# Mini Hackathon for Flagging Gitcoin Attackers
## Input
- Training Dataset
- Initially small, but to be boostraped through iterations
- Has the same features of the contributions dataset, but with a 'suspected_attacker' boolean column.
- Contributions dataset (target dataset)
- The same structure from the repo
## Output
A map that associates a user to a number between 0 and 1
## Pipeline
(training_user_data) -> (training_contributions_data)
## Features (contrib-level)
Dimensions (non-orthogonal): Contrib, User, Wallet, Grant
- Label (user)
- Sucess (contrib)
- Median USDT amount (user)
- Median USDT amount (wallet)
- Number of contributions (user)
- Number of contributions (wallet)
- Associated IP address count with user (user)

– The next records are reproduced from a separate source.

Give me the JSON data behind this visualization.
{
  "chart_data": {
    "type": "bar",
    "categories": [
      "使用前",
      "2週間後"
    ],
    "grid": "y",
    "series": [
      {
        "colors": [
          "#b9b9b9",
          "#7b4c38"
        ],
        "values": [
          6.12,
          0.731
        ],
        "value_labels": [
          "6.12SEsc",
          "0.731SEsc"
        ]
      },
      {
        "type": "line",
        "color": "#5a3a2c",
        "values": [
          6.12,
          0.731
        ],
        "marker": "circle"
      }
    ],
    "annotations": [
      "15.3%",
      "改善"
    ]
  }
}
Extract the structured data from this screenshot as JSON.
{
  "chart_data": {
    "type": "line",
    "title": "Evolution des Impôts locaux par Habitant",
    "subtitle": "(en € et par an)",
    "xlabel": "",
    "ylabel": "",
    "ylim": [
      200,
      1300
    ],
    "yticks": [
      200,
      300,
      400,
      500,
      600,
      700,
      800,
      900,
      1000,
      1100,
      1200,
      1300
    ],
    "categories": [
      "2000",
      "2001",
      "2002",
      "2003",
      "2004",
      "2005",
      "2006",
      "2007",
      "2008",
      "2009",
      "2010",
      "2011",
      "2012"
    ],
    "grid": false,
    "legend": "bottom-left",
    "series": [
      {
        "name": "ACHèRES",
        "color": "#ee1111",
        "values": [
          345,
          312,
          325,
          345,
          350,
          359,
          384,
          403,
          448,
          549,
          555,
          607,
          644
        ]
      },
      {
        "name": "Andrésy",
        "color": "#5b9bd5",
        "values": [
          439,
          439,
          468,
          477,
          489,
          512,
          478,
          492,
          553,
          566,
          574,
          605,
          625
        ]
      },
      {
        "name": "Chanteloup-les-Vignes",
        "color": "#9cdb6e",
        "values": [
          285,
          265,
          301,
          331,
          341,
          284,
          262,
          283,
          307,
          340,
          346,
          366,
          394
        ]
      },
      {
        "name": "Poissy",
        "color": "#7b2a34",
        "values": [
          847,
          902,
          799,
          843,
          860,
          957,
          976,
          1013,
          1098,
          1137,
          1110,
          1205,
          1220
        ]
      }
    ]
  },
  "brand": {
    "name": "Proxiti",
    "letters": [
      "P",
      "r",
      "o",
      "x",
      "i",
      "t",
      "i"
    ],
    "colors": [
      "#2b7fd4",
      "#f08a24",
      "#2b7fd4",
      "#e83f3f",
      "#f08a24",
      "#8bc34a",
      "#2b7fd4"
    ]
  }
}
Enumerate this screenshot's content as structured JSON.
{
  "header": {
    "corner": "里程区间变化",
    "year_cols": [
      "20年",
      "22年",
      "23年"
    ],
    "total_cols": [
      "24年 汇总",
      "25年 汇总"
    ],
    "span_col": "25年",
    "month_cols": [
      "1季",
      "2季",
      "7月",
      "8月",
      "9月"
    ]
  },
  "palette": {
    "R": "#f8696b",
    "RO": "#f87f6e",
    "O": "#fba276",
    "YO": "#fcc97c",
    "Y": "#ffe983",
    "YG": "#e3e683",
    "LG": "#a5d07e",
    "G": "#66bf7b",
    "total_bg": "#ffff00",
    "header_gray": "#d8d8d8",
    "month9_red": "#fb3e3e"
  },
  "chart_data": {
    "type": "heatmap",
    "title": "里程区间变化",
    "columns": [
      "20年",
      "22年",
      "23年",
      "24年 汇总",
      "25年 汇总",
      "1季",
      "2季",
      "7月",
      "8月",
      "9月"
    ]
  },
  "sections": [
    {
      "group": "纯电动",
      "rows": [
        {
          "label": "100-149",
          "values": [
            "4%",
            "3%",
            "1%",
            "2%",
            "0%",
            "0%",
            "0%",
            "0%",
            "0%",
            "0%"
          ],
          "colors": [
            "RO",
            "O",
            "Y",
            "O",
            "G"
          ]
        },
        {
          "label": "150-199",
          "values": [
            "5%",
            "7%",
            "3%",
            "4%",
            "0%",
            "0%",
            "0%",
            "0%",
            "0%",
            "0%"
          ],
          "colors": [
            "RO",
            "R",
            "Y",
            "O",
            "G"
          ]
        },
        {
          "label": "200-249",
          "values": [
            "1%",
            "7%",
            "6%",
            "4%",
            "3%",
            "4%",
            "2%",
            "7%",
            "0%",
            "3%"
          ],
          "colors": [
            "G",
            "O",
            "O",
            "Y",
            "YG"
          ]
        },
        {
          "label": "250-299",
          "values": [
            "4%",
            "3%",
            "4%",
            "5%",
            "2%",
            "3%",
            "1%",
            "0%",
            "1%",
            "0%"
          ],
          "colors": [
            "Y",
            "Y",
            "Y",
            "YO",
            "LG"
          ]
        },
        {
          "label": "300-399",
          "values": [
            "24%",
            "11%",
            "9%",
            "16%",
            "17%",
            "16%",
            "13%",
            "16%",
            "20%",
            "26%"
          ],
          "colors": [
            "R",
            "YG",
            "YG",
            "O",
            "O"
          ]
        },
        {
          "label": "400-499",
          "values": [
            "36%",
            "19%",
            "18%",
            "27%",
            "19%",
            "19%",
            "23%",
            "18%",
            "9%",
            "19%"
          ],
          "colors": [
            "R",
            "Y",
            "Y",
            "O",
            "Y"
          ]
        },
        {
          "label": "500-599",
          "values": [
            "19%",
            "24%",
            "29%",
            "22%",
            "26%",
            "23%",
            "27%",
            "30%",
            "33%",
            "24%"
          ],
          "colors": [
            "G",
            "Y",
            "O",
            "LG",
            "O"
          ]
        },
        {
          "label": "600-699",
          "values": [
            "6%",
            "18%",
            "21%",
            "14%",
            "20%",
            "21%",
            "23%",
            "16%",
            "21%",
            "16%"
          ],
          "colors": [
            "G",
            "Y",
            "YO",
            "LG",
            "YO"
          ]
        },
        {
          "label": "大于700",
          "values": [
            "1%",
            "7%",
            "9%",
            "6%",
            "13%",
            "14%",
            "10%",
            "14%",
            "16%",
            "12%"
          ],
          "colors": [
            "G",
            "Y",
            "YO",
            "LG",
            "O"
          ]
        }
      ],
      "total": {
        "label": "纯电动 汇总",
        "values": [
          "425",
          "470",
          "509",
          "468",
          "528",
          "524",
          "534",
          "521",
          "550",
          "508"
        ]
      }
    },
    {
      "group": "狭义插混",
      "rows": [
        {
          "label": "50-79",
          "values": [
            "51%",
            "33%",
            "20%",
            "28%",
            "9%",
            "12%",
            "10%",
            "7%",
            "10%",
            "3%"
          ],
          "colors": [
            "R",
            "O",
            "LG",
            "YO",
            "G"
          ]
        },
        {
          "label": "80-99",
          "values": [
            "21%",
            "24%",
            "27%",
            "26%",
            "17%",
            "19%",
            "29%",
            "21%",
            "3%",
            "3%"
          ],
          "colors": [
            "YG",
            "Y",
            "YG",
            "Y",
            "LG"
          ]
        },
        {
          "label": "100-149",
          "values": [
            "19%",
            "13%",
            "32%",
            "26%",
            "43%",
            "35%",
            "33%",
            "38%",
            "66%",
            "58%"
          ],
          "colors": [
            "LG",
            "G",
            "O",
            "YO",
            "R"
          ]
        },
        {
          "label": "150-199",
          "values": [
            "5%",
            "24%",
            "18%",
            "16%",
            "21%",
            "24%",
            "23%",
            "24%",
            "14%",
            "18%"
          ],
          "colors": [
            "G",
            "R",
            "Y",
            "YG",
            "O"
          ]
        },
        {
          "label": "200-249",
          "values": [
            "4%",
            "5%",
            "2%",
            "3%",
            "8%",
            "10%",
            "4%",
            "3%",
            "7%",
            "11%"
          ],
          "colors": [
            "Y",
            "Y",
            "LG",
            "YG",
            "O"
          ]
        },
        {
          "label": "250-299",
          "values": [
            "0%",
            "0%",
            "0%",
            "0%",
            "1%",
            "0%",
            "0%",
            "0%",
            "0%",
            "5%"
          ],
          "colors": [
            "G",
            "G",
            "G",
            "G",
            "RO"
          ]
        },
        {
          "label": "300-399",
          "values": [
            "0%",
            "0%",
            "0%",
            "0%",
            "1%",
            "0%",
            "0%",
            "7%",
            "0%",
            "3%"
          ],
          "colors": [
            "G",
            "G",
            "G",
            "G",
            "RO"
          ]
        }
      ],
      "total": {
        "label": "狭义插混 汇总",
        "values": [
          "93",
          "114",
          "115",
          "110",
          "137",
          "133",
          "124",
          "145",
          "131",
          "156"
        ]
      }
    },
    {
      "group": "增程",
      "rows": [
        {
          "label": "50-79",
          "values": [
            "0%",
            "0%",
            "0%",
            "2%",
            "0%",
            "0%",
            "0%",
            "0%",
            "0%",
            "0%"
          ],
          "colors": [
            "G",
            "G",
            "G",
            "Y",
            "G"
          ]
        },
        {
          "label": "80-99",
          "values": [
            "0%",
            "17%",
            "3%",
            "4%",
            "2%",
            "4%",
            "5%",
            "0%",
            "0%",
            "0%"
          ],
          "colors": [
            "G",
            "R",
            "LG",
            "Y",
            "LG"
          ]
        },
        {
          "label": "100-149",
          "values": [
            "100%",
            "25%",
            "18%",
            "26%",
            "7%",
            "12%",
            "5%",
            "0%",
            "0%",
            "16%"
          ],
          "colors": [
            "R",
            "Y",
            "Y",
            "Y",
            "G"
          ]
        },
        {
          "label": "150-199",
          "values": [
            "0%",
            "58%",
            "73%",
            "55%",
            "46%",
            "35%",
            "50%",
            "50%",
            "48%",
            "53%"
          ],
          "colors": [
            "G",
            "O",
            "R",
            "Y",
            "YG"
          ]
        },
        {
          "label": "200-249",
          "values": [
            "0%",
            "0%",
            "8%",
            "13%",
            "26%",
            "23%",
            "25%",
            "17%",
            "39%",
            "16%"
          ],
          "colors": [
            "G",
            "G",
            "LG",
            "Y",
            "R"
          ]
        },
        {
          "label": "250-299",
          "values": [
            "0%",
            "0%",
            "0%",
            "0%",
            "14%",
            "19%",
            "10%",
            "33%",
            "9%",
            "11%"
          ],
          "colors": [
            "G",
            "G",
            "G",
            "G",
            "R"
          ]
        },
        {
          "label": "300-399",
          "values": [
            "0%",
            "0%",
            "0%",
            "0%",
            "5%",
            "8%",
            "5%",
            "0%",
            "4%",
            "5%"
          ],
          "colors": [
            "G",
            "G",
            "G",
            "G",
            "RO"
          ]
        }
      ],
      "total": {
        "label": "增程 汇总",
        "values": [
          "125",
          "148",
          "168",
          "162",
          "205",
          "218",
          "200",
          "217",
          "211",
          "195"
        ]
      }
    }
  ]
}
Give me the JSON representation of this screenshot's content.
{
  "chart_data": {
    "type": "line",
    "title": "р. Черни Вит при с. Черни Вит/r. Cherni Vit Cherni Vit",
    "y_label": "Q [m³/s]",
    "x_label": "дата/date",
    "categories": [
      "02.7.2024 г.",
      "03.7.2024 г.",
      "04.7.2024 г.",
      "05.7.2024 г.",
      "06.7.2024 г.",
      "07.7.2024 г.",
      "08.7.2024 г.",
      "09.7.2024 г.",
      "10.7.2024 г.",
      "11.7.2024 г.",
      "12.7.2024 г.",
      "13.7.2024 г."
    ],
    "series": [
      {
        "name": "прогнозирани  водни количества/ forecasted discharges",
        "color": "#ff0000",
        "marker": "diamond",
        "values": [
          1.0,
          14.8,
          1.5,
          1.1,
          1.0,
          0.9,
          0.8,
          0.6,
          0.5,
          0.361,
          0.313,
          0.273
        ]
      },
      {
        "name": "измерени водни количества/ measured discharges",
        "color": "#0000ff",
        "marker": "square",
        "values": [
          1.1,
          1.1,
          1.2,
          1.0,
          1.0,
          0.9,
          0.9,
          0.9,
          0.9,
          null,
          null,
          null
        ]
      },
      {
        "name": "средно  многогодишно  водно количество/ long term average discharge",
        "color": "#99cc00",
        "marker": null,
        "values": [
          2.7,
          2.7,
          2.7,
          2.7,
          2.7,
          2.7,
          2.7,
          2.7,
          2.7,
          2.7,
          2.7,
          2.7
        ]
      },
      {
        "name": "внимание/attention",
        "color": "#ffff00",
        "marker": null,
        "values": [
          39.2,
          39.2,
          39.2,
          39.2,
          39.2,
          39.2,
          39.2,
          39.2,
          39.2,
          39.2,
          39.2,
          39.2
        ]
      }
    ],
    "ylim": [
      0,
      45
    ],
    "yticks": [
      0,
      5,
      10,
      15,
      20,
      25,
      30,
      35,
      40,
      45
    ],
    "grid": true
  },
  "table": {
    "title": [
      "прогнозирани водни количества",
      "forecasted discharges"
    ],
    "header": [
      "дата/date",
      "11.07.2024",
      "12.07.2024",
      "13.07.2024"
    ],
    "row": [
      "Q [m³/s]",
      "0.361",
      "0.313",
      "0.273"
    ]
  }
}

- Associated IP address count with wallet (wallet)
- Count of users with the same wallet (user vs wallet)
## Features (user-level)
## Methodology
The main strategy is to iterate quickly by using a mix of context-specific feature engineering, exploratory data analysis and the usage of ensemble Machine Learning methods for testing threshold based flagging algorithms.
The approach consists of as follows:
1. We generate a training dataset by taking a subset of the full data and labelling the grants / contributions manually using context knowledge.
2. New features are added / transformed
3. A ensemble ML model is trained.
- If the ML model has good enough performance metrics, we proceed, else, we go back to step 2 or 1.
4. The ML model makes predictions on a larger dataset that is still a subset.
5. EDA is performed into the projections, and new knowledge is incorporated.
6. We go back to step 1 with a larger amount of data.
- Enriching the contributions through grant properties & graph properties
- Work through subsets of grants in increansgly larger count of grants
- Decision trees and LASSO logistic regressions
- RF for measuring importance